Engineers working on a 20-year improvement strategy for the Aberdeen to Banff route have been analysing accident statistics and driver opinion to identify trends which could help increase safety.

Before even taking poorer visibility and increased risk of frost ice and other hazards at this time of year into account, speed remains one of the main factors in injury accidents on the A947.

Statistics show 18% can be attributed to vehicles driving too fast for the conditions, and in 20% of accidents taking a careless risk is one of the main factors.

A third (33%) happen when it is snowing or raining, and 38% when it’s dark, highlighting the part weather and lower light levels play.

More accidents leading to injury happen between 5-6pm on the route than at any other time, with the main causes shown to be excess speed, careless risk taking and aggressive driving.

Three quarters of accidents which led to injury on the route involved people living in the local area, people who may think they know the road and all of its risks.

And contrary to popular belief, those at greatest risk are not new drivers, but those in the 25-34 age bracket, who may think their experience or vehicle will keep them out of trouble.
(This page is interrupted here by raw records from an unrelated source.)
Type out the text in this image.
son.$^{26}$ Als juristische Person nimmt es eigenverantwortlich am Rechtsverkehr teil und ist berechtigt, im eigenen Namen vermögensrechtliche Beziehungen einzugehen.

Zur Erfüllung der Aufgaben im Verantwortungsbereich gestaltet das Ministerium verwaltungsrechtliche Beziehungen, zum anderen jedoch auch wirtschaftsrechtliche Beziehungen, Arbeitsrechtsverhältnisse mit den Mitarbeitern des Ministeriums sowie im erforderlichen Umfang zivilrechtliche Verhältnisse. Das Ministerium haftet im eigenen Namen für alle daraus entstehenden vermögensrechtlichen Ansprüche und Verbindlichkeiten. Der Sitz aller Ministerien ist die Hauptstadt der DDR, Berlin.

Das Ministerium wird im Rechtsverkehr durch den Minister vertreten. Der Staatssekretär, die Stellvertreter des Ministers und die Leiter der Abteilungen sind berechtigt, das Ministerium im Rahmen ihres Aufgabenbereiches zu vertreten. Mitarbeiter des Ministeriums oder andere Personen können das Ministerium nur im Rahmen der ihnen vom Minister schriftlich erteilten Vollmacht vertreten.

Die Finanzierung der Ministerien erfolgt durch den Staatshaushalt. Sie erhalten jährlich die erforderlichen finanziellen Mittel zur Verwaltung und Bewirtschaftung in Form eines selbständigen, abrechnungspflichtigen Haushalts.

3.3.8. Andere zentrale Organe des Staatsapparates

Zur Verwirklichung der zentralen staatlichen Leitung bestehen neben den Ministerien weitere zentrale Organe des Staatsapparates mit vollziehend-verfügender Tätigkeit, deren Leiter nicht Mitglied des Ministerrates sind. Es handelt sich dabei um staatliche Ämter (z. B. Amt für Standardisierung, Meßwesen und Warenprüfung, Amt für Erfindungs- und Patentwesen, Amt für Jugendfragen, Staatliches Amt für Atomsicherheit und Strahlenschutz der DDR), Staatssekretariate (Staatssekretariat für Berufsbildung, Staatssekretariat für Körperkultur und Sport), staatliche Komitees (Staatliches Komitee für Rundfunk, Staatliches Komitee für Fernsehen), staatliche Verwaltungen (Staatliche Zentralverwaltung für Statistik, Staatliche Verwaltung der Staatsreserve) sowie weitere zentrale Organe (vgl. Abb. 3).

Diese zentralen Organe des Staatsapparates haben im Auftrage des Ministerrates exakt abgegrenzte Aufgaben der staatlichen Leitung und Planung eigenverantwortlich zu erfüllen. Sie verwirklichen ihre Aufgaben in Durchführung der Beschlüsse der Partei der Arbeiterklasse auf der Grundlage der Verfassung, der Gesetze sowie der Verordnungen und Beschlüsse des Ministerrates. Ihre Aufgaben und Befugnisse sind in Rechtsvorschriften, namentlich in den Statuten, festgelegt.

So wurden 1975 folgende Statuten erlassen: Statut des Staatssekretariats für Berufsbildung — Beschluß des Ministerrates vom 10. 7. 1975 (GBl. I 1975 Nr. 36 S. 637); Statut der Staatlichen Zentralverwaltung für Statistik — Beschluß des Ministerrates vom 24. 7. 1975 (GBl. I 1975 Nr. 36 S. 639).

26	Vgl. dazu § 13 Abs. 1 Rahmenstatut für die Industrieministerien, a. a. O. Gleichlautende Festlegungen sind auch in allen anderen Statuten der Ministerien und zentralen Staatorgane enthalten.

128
Councillor John Cox (Banff and District), chair of the A947 Route Improvement Strategy Working Group, urged those using the road to think about the potential consequences as we move towards darker nights and colder weather.

“Driving at a speed that is legal and appropriate to the driving conditions should only add a few minutes to your journey and may mean the difference between you getting to your destination at all, or making it a few minutes later than hoped,” he said. 

“We know from speaking to drivers along the route that they witness excessive speed, dangerous overtaking and people taking careless risks – we would really like people to be more cautious and ensure they, and others, make their journey in one piece

“Just because you know the road doesn’t mean it stays the same all the time – you never know what’s around the next bend, or how other motorists are going to behave.”

Aberdeenshire Council’s Head of Transportation, Ewan Wallace, said: “Given the impact conditions such as light or winter weather can have, motorists should also ensure they and their vehicles are fully prepared for these challenges.

“Some motorists have to ask themselves, is it really worth travelling in excess of the speed limit to shave just a few minutes off a journey, risking points, a fine, your own life or the safety of others?

“Our engineers will be working in the longer term on a wide range of interventions to help improve safety on the A947, but we have to challenge the often held perception that accidents are caused by roads – very often it is driver behavior or error which emerges as the cause during investigations.”

An A947 Route Improvement Strategy was agreed by Aberdeenshire Council in 2016 to provide a long term plan for improving the A947 over the next 20 years.

The ultimate goal is "to develop a route which is fit for purpose of connecting the communities along the route in a safe, effective and sustainable manner, while fully supporting the regeneration activity in north Aberdeenshire".

Surveys of A947 users reveal 78% have seen vehicles travelling at excessive speeds, 73% experienced frustration due to slow moving traffic and risky overtaking has been witnessed by 77%.